It’s a truism that you can’t take more than a few steps in a Japanese role-playing game without triggering a random battle. Each encounter transports you to a separate screen where your party of heroes faces off against critter-like enemies, who rarely put up much of a fight. Historically, game developers have relied on these repetitive and boring battles to pad out adventures.
Fantasian at least does something novel with the concept. Once our hero Leo and his companions acquire a device called the Dimengeon, they no longer trigger random battles as they crisscross the landscape. Instead, enemies are collected by this device, hoovered up like spooks in a Ghostbuster’s proton pack, and you choose when you stop to fight them. as a result, exploring is more brisk and fluid.
When you pop open the Dimengeon, fighting dozens of basic enemies still isn’t much of a challenge, but these massed ranks encourage you to practice different skills. Attacks can be directed with precision using finger swipes to strike multiple enemies, and by the time you reach tougher boss fights you have a better grasp of what everything does.
Bosses range from towering minotaurs and fire-breathing salamanders to possessed gondolas and even magical money trees (nobody tell Theresa May), and require ordered use of your abilities to dispatch. A careless approach leaves you circling the drain with multiple adventurers down, unable to revive and heal them before further devastating attacks rain down on you.
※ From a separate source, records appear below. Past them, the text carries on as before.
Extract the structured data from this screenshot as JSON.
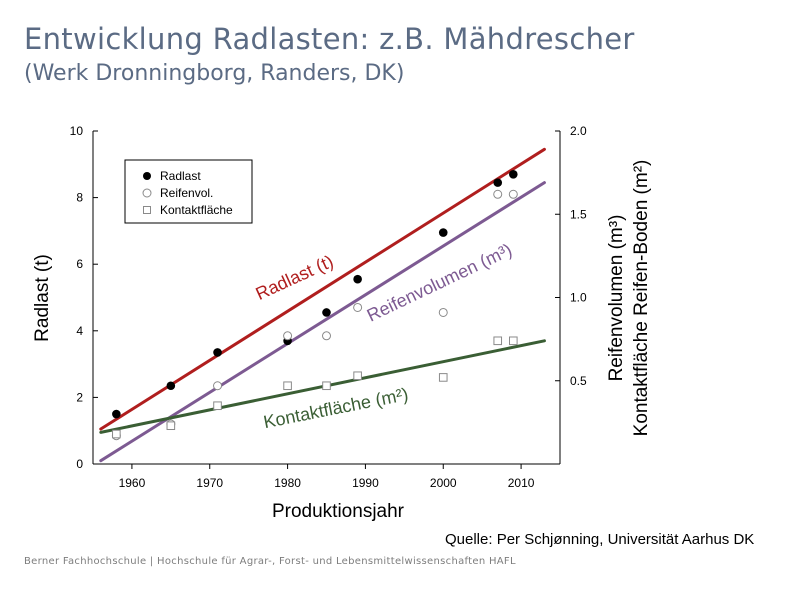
{
  "slide": {
    "title": "Entwicklung Radlasten: z.B. Mähdrescher",
    "subtitle": "(Werk Dronningborg, Randers, DK)",
    "source": "Quelle: Per Schjønning, Universität Aarhus DK",
    "footer": "Berner Fachhochschule | Hochschule für Agrar-, Forst- und Lebensmittelwissenschaften HAFL"
  },
  "colors": {
    "radlast": "#b01e1e",
    "reifenvolumen": "#7d5a92",
    "kontaktflaeche": "#3a5e34",
    "axis": "#000000",
    "marker_open": "#8a8a8a"
  },
  "chart_data": {
    "type": "scatter",
    "title": "",
    "xlabel": "Produktionsjahr",
    "ylabel": "Radlast (t)",
    "y2label_lines": [
      "Reifenvolumen (m³)",
      "Kontaktfläche Reifen-Boden (m²)"
    ],
    "xlim": [
      1955,
      2015
    ],
    "ylim": [
      0,
      10
    ],
    "y2lim": [
      0,
      2.0
    ],
    "x_ticks": [
      "1960",
      "1970",
      "1980",
      "1990",
      "2000",
      "2010"
    ],
    "y_ticks": [
      "0",
      "2",
      "4",
      "6",
      "8",
      "10"
    ],
    "y2_ticks": [
      "0.5",
      "1.0",
      "1.5",
      "2.0"
    ],
    "grid": false,
    "legend": {
      "position": "top-left",
      "entries": [
        {
          "label": "Radlast",
          "marker": "filled-circle"
        },
        {
          "label": "Reifenvol.",
          "marker": "open-circle"
        },
        {
          "label": "Kontaktfläche",
          "marker": "open-square"
        }
      ]
    },
    "series": [
      {
        "name": "Radlast",
        "axis": "left",
        "marker": "filled-circle",
        "x": [
          1958,
          1965,
          1971,
          1980,
          1985,
          1989,
          2000,
          2007,
          2009
        ],
        "y": [
          1.5,
          2.35,
          3.35,
          3.7,
          4.55,
          5.55,
          6.95,
          8.45,
          8.7
        ]
      },
      {
        "name": "Reifenvol.",
        "axis": "right",
        "marker": "open-circle",
        "x": [
          1958,
          1965,
          1971,
          1980,
          1985,
          1989,
          2000,
          2007,
          2009
        ],
        "y": [
          0.17,
          0.24,
          0.47,
          0.77,
          0.77,
          0.94,
          0.91,
          1.62,
          1.62
        ]
      },
      {
        "name": "Kontaktfläche",
        "axis": "right",
        "marker": "open-square",
        "x": [
          1958,
          1965,
          1971,
          1980,
          1985,
          1989,
          2000,
          2007,
          2009
        ],
        "y": [
          0.18,
          0.23,
          0.35,
          0.47,
          0.47,
          0.53,
          0.52,
          0.74,
          0.74
        ]
      }
    ],
    "trend_lines": [
      {
        "label": "Radlast (t)",
        "axis": "left",
        "x": [
          1956,
          2013
        ],
        "y": [
          1.05,
          9.45
        ]
      },
      {
        "label": "Reifenvolumen (m³)",
        "axis": "right",
        "x": [
          1956,
          2013
        ],
        "y": [
          0.02,
          1.69
        ]
      },
      {
        "label": "Kontaktfläche (m²)",
        "axis": "right",
        "x": [
          1956,
          2013
        ],
        "y": [
          0.19,
          0.74
        ]
      }
    ]
  }
}
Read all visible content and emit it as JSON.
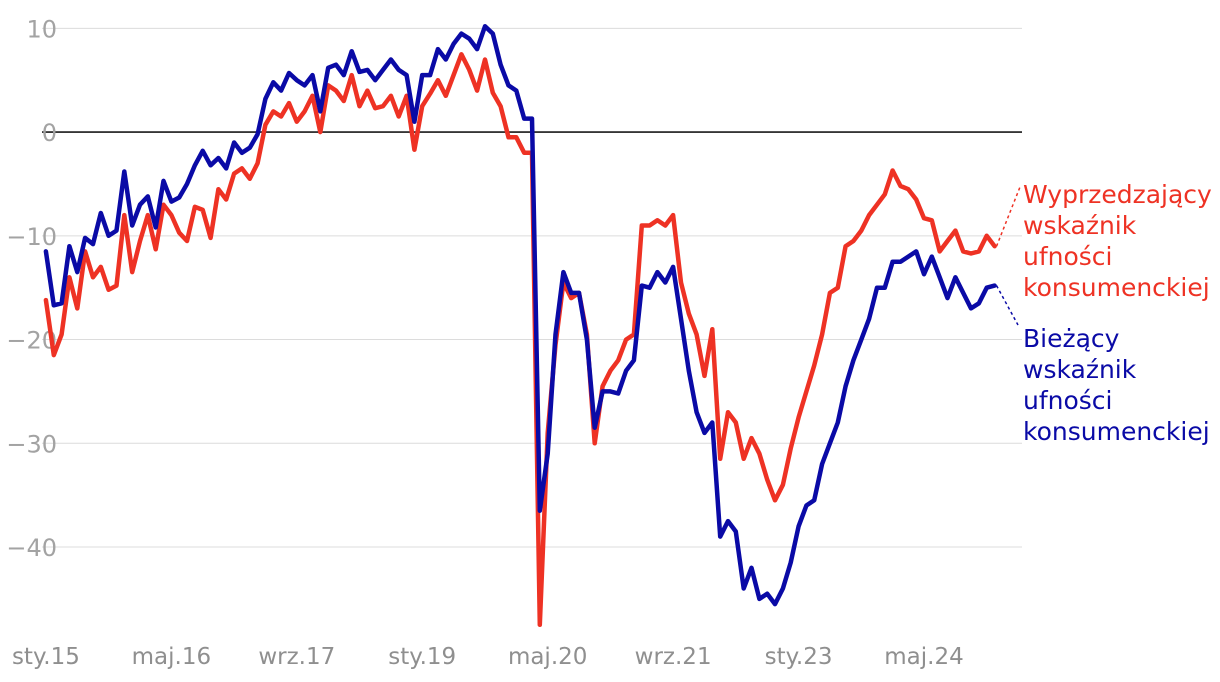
{
  "chart_data": {
    "type": "line",
    "x_ticks": [
      {
        "label": "sty.15",
        "index": 0
      },
      {
        "label": "maj.16",
        "index": 16
      },
      {
        "label": "wrz.17",
        "index": 32
      },
      {
        "label": "sty.19",
        "index": 48
      },
      {
        "label": "maj.20",
        "index": 64
      },
      {
        "label": "wrz.21",
        "index": 80
      },
      {
        "label": "sty.23",
        "index": 96
      },
      {
        "label": "maj.24",
        "index": 112
      }
    ],
    "yticks": [
      10,
      0,
      -10,
      -20,
      -30,
      -40
    ],
    "ylim": [
      -48,
      11
    ],
    "xlim": [
      -0.5,
      124.5
    ],
    "grid": true,
    "series": [
      {
        "name": "Wyprzedzający wskaźnik ufności konsumenckiej",
        "color": "#ee3224",
        "values": [
          -16.2,
          -21.5,
          -19.5,
          -14.0,
          -17.0,
          -11.5,
          -14.0,
          -13.0,
          -15.2,
          -14.8,
          -8.0,
          -13.5,
          -10.5,
          -8.0,
          -11.3,
          -7.0,
          -8.0,
          -9.7,
          -10.5,
          -7.2,
          -7.5,
          -10.2,
          -5.5,
          -6.5,
          -4.0,
          -3.5,
          -4.5,
          -3.0,
          0.7,
          2.0,
          1.5,
          2.8,
          1.0,
          2.0,
          3.5,
          0.0,
          4.5,
          4.0,
          3.0,
          5.5,
          2.5,
          4.0,
          2.3,
          2.5,
          3.5,
          1.5,
          3.5,
          -1.7,
          2.5,
          3.7,
          5.0,
          3.5,
          5.5,
          7.5,
          6.0,
          4.0,
          7.0,
          3.8,
          2.5,
          -0.5,
          -0.5,
          -2.0,
          -2.0,
          -47.5,
          -29.0,
          -20.5,
          -14.5,
          -16.0,
          -15.5,
          -19.5,
          -30.0,
          -24.5,
          -23.0,
          -22.0,
          -20.0,
          -19.5,
          -9.0,
          -9.0,
          -8.5,
          -9.0,
          -8.0,
          -14.5,
          -17.5,
          -19.5,
          -23.5,
          -19.0,
          -31.5,
          -27.0,
          -28.0,
          -31.5,
          -29.5,
          -31.0,
          -33.5,
          -35.5,
          -34.0,
          -30.5,
          -27.5,
          -25.0,
          -22.5,
          -19.5,
          -15.5,
          -15.0,
          -11.0,
          -10.5,
          -9.5,
          -8.0,
          -7.0,
          -6.0,
          -3.7,
          -5.2,
          -5.5,
          -6.5,
          -8.3,
          -8.5,
          -11.5,
          -10.5,
          -9.5,
          -11.5,
          -11.7,
          -11.5,
          -10.0,
          -11.0
        ],
        "label_lines": [
          "Wyprzedzający",
          "wskaźnik",
          "ufności",
          "konsumenckiej"
        ]
      },
      {
        "name": "Bieżący wskaźnik ufności konsumenckiej",
        "color": "#0a0aa6",
        "values": [
          -11.5,
          -16.7,
          -16.5,
          -11.0,
          -13.5,
          -10.2,
          -10.8,
          -7.8,
          -10.0,
          -9.5,
          -3.8,
          -9.0,
          -7.0,
          -6.2,
          -9.2,
          -4.7,
          -6.7,
          -6.3,
          -5.0,
          -3.2,
          -1.8,
          -3.2,
          -2.5,
          -3.5,
          -1.0,
          -2.0,
          -1.5,
          -0.2,
          3.2,
          4.8,
          4.0,
          5.7,
          5.0,
          4.5,
          5.5,
          2.0,
          6.2,
          6.5,
          5.5,
          7.8,
          5.8,
          6.0,
          5.0,
          6.0,
          7.0,
          6.0,
          5.5,
          1.0,
          5.5,
          5.5,
          8.0,
          7.0,
          8.5,
          9.5,
          9.0,
          8.0,
          10.2,
          9.5,
          6.5,
          4.5,
          4.0,
          1.3,
          1.3,
          -36.5,
          -31.0,
          -19.5,
          -13.5,
          -15.5,
          -15.5,
          -20.0,
          -28.5,
          -25.0,
          -25.0,
          -25.2,
          -23.0,
          -22.0,
          -14.8,
          -15.0,
          -13.5,
          -14.5,
          -13.0,
          -18.0,
          -23.0,
          -27.0,
          -29.0,
          -28.0,
          -39.0,
          -37.5,
          -38.5,
          -44.0,
          -42.0,
          -45.0,
          -44.5,
          -45.5,
          -44.0,
          -41.5,
          -38.0,
          -36.0,
          -35.5,
          -32.0,
          -30.0,
          -28.0,
          -24.5,
          -22.0,
          -20.0,
          -18.0,
          -15.0,
          -15.0,
          -12.5,
          -12.5,
          -12.0,
          -11.5,
          -13.7,
          -12.0,
          -14.0,
          -16.0,
          -14.0,
          -15.5,
          -17.0,
          -16.5,
          -15.0,
          -14.8
        ],
        "label_lines": [
          "Bieżący",
          "wskaźnik",
          "ufności",
          "konsumenckiej"
        ]
      }
    ]
  }
}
Developer Mistwalker’s ingenuous world design presents Fantasian as a series of miniature dioramas, like a fantasy version of the Island of Sodor from Thomas the Tank Engine. These touched-up photographic environments evade easy comparison to the pixel or rendered art of similar games. Fantasian’s unique appearance is most striking on a larger iPhone or iPad, where it’s easier to appreciate the real-world materials transformed by its spell, but it still looks good on a regular iPhone.
It’s a pity that the story underpinning all these pleasant ideas isn’t quite as bold. Our protagonist Leo is a spiky-haired youth with amnesia, who teams up with a mystical forest girl and a hot-tempered princess to save a world ravaged by magical corruption. As they roam the human and machine realms, our heroes contemplate the nature of death and destiny. Mistwalker’s Hironobu Sakaguchi has spent his life building RPGs like this, so you would think he would be tired of these tropes by now, but here they are again.
Still, there’s always just enough unexpected peril, quirky banter and new horizons to keep things interesting. Musical accompaniment by the veteran composer Nobuo Uematsu helps enormously, and there are plenty of ditties now lodged in my brain.
Much as our heroes are caught between two worlds, Fantasian has one foot in design dogma while the other paddles around cautiously in new ideas. The result is a lengthy and sumptuous genre piece, the equivalent of a good Netflix movie that you probably wouldn’t watch at the cinema. These days, that’s more of a compliment than it used to be.